L
a fin de l’adolescence et le passage à l’âge adulte sont généralement marqués par une crise existentielle plus ou moins profonde suivant les individus. Pour Vincent Carl Santini, cette période fut plutôt mouvementée : absorptions de substances illicites en tous genres, nuits au poste de police pour détention de drogue, un parfait je-m’en-foutisme pendant les heures de cours… et le début d’une très longue psychanalyse. Il faut dire, pour sa défense, que l’environnement dans lequel il vivait n’était pas très propice à une jeunesse dorée : Brooklyn, dans les années 70, n’est pas à proprement parler le lieu idéal pour un gamin de 16 ans. Mais que dire également de sa famille : une mère juive, névrosée et dépressive, un père italien, colérique et hypocondriaque mais aussi un oncle mafieux et lubrique et des tantes impressionnantes de méchanceté. Bienvenue dans le monde déjanté du très psychédélique Brooklyn Dreams.
Les deux prénoms accolés à Santini, Vincent et Carl, ne sont pas anodins. Ils sont le triste résultat d’une énième dispute de parents, incapables de s’accorder mais aussi le stigmate d’une enfance chahutée qui laissera, plus tard, des traces indélébiles. L’album s’ouvre sur un homme, la quarantaine, assis dans un fauteuil, dont les premiers mots sont : « Je vais vous raconter une histoire qui m’est arrivée quand j’étais au lycée, en terminale ». Pourtant, combien de digressions faudra-t-il au narrateur pour, enfin, dévoiler son incroyable secret… Le reste de l’ouvrage est constitué de « petits mensonges qui, avec un peu de chance, pourraient se révéler vrais » : des anecdotes traitant en vrac de l’adoption d’un chien, Bilbo, élevé au rang d’ange gardien, des crises de folie et d’automutilation d’une mère, de l’enterrement houleux d’un oncle ou des délires nés de la prise de psychotropes.
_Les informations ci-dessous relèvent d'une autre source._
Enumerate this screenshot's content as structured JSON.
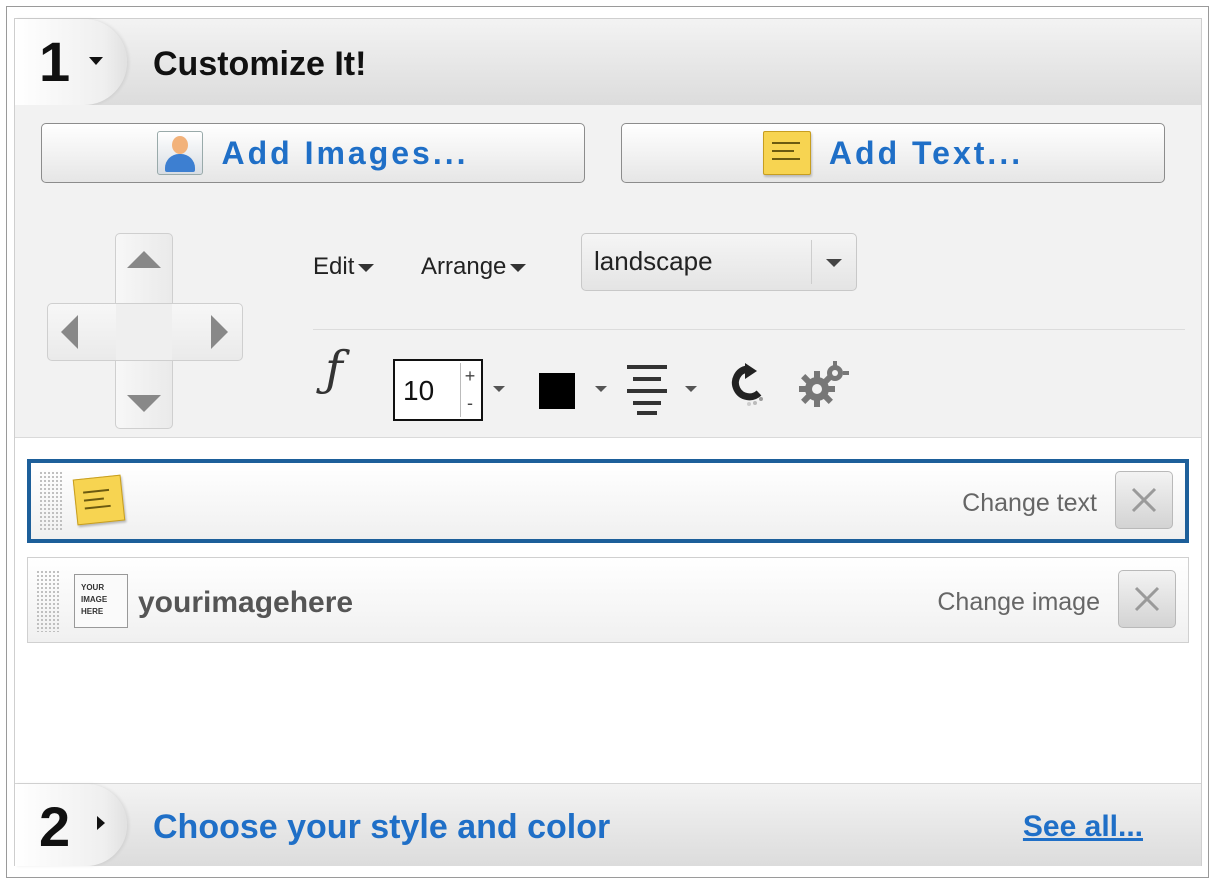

Ces bouts de vie, en apparence sans queue ni tête, s’enchaînent les uns après les autres sans jamais susciter l’ennui ou la confusion. Les « rouages dans les rouages » se mettent lentement en place, les expériences, bonnes ou mauvaises, sont autant de chemins, parfois tortueux, qui vont mener, petit à petit, l’alter ego de J.M. DeMatteis à découvrir la clé de son existence. Car Brooklyn Dreams, aussi étrange que cela puisse paraître, n’est autre qu’une autobiographie mais aussi une analyse dont le lecteur en est, finalement, le principal thérapeute. Il s’en dégage une fureur narrative jubilatoire accentuée par un dessin en noir et blanc qui, lui aussi, semble frappé par la démence. A un trait sobre et réaliste succèdent, sans transition, des personnages issus d’un dessin animé. Quelques caricatures illustrant la mère en vieille mégère hallucinée ou le père en King-Kong monstrueux viennent également agrémenter quelques planches parsemées de représentations allégoriques.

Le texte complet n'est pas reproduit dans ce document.